Decreases the index by one position. The index is a position variable that analyzes lines of text. Path the text in order to translate it into Braille codes. This instruction decreases the index by one position. For example:

we have a code with the text string "or";

we want the "o" to be translated only if there is a "b" two characters before;

the condition we will enter will be "I-Cpb";

the index arriving at the "o" of "biblos" is decreased by one position, then goes back to the "l". Then use the "Cp" instruction to check the pre-index character, which is the second "b".

- Ir - Reset index

The index may be temporarily increased or decreased. This instruction returns the index to the original position.

- Iw - Store index

The index may be temporarily increased or decreased. If you want the new index position to be maintained, this instruction will make sure that it is permanently stored.

Storing the index is an action that should be programmed with caution, as it may have unexpected results in the final Braille document.

- I< - Decrease text string

Reduces the size of the text string being analyzed by one character. This instruction only acts if the condition is TRUE. For example:

You search for the string: bel

It transcribes into Braille like: 12 15

The condition: WbI< is used

When the string "bel" is initial word, the size of the searched string, in this case 3 characters, is decreased to 2 characters. The string that is transcribed is only "be", that is the first two characters of "bel", while the analysis and transcription of the text continues from the next "l".
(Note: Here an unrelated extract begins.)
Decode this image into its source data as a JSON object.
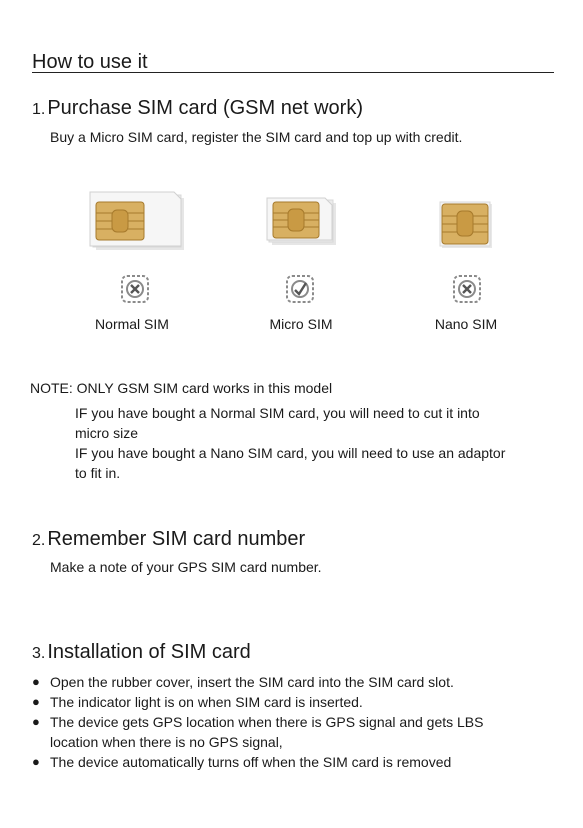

- I> - Increase text string

Increases the size of the text string being analyzed by one character. This instruction only acts if the condition is TRUE. For example:

You search for the string: bel

It is transcribed into Braille as: 12 15 123

Condition is used: WbI>

When the string "bel" is initial word, the size of the searched string, in this case 3 characters, is increased to 4 characters. The character that follows the string "bel" will never be transcribed, because the analysis index has passed it.
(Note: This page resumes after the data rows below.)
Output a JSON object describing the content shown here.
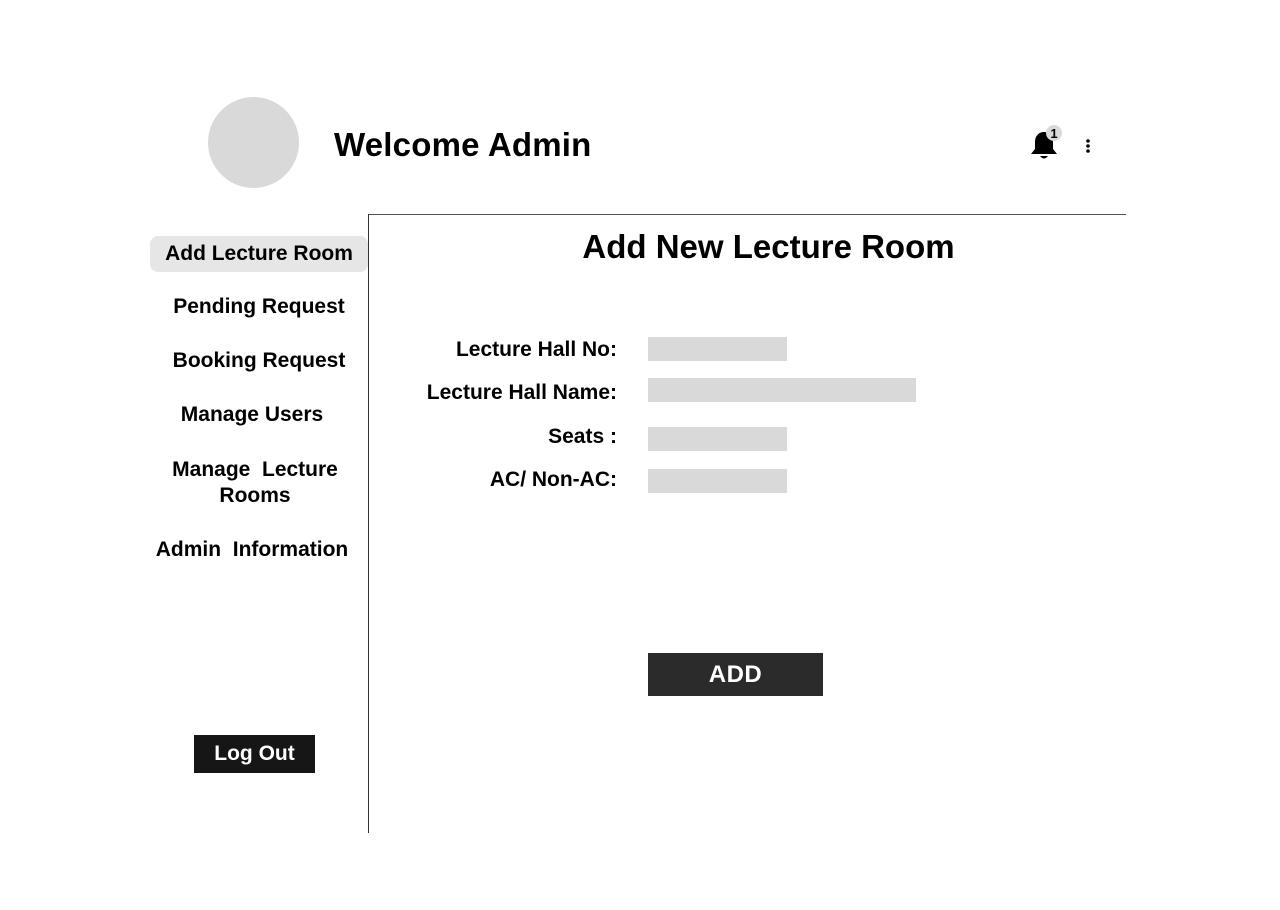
{
  "header": {
    "welcome": "Welcome Admin",
    "notification_count": "1",
    "bell_icon": "bell-icon",
    "menu_icon": "more-vertical-icon"
  },
  "sidebar": {
    "items": [
      {
        "label": "Add Lecture Room",
        "active": true
      },
      {
        "label": "Pending Request",
        "active": false
      },
      {
        "label": "Booking Request",
        "active": false
      },
      {
        "label": "Manage Users",
        "active": false
      },
      {
        "label": "Manage  Lecture Rooms",
        "active": false
      },
      {
        "label": "Admin  Information",
        "active": false
      }
    ],
    "logout_label": "Log Out"
  },
  "main": {
    "title": "Add New Lecture Room",
    "fields": [
      {
        "label": "Lecture Hall No:",
        "value": ""
      },
      {
        "label": "Lecture Hall Name:",
        "value": ""
      },
      {
        "label": "Seats :",
        "value": ""
      },
      {
        "label": "AC/ Non-AC:",
        "value": ""
      }
    ],
    "add_label": "ADD"
  },
  "colors": {
    "active_nav_bg": "#e6e6e6",
    "input_bg": "#d9d9d9",
    "add_button_bg": "#2b2b2b",
    "logout_bg": "#161616"
  }
}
- Iu - Unifiable index with flag

This is an instruction that checks if there are conditions to reset the index in order to delete spaces between words. It is used in conjunction with the Xu Flag. This example explains its use:

we have a text where the words are present: to be, to have we add the braille codes "be", "have" and to each we give as a condition the flag "Xu";

we add the braille code "to" and give it the condition "Iu";

When "to" is followed by "be", "have", the space between the two words will be removed, i.e. the index will be merged with the following code that has the Xu union flag.
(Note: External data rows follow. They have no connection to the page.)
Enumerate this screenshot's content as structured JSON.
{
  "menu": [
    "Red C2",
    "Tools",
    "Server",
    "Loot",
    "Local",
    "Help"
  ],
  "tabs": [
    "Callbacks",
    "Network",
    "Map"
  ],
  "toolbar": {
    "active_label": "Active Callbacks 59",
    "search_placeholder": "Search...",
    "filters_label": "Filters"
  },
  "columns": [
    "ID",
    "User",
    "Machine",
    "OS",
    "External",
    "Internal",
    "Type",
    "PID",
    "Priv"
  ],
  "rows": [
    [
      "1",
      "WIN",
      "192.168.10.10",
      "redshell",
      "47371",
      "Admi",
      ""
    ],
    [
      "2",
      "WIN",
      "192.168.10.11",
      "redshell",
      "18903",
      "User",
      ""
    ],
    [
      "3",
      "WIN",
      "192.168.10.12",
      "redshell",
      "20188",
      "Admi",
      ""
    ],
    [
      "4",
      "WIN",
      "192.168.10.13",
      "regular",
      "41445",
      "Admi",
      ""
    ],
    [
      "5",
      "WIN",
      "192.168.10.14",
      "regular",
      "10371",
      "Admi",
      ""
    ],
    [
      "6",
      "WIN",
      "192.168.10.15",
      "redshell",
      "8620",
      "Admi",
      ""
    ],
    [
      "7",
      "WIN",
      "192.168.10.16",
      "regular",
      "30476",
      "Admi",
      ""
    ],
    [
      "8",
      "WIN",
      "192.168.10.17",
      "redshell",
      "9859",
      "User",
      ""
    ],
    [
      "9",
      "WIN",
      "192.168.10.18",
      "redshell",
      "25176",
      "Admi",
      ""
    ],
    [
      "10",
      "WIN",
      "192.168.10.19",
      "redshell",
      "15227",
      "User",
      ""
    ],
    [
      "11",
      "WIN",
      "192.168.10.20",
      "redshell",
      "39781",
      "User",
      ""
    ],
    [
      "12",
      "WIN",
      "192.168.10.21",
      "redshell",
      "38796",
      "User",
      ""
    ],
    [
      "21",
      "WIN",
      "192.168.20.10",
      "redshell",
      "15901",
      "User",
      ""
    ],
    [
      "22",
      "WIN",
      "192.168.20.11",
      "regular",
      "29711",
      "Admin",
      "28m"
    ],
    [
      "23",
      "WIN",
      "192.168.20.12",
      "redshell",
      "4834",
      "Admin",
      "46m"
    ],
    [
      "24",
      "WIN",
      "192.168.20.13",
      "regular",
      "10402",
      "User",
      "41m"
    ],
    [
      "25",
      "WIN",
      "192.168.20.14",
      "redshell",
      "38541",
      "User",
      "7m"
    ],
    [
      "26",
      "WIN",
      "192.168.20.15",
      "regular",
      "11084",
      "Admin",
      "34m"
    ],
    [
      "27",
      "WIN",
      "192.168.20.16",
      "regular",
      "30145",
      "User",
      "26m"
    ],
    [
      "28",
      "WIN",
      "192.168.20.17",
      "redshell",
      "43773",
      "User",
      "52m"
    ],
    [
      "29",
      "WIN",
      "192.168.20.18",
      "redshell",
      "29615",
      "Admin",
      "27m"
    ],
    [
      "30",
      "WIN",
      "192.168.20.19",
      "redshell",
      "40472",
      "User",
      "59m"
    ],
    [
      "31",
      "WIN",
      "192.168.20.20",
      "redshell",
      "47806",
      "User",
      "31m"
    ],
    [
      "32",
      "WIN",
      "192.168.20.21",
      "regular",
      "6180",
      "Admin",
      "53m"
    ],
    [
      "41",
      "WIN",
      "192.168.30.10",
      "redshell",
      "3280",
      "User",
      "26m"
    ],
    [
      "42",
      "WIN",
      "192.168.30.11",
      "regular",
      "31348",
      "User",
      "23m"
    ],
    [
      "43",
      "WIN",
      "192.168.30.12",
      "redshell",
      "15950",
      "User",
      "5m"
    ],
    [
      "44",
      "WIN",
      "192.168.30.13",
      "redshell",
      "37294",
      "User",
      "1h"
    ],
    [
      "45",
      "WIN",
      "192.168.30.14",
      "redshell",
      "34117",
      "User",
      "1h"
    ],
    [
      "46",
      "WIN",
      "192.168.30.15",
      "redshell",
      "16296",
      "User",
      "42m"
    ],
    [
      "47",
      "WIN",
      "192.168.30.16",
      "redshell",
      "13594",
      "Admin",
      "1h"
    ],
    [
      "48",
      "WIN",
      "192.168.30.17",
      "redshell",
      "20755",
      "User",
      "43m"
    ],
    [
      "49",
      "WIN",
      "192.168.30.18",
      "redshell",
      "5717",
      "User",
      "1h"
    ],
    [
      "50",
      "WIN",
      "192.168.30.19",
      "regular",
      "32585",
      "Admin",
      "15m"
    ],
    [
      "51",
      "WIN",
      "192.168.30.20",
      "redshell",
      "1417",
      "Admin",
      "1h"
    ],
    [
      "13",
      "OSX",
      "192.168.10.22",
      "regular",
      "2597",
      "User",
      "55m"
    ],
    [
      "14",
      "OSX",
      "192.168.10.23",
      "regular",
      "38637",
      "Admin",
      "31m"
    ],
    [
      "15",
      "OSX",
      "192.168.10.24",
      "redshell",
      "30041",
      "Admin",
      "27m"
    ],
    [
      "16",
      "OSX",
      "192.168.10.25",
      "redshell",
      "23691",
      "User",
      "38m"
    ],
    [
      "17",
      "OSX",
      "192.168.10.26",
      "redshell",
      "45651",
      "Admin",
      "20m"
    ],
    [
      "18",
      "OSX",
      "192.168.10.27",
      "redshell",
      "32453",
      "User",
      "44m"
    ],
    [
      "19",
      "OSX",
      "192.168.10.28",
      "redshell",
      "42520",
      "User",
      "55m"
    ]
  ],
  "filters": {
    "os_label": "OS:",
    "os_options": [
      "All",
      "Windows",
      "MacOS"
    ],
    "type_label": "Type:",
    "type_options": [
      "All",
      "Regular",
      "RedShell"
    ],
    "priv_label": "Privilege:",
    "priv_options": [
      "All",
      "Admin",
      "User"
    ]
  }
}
- Ij - Index always unizable

This is an instruction that checks if there are conditions to reset the index in order to delete spaces between words. It is similar to the previous instruction, but it is always used and does not need the complementary flag "Xu". This example explains its use:

we add a new braille code and diamond the text string "to";

as conditions we write "WwIj".

The code will only be used if "to" is an integer word. Also, if it is separated from the next word by a space, this space will be deleted.

- Ia - First united index

This instruction returns TRUE if in the previous code the index has been merged (instructions Iu and Ij). It's a Boolean instruction, it doesn't change the index as the previous ones do.

- Il - Literal Index

This instruction is only used with letters or sequences of letters. Activates the literal transcription of the word in which the letter or sequence of letters is located. It can generally be used in contracted braille tables in order to transcribe words that contain certain letters literally, i.e. letter by letter. This instruction ensures that, in addition to the literal transcription, the word concerned is marked at the beginning and the end with the literal prefix and suffix.

If this instruction is used on a single letter, you must value the braille code of the letter, as it will still be used for the braille transcription of the letter. If this instruction is used on a sequence of letters, it will only be used as an activator code for the literal transcription of the text, so any Braille code assigned will be irrelevant.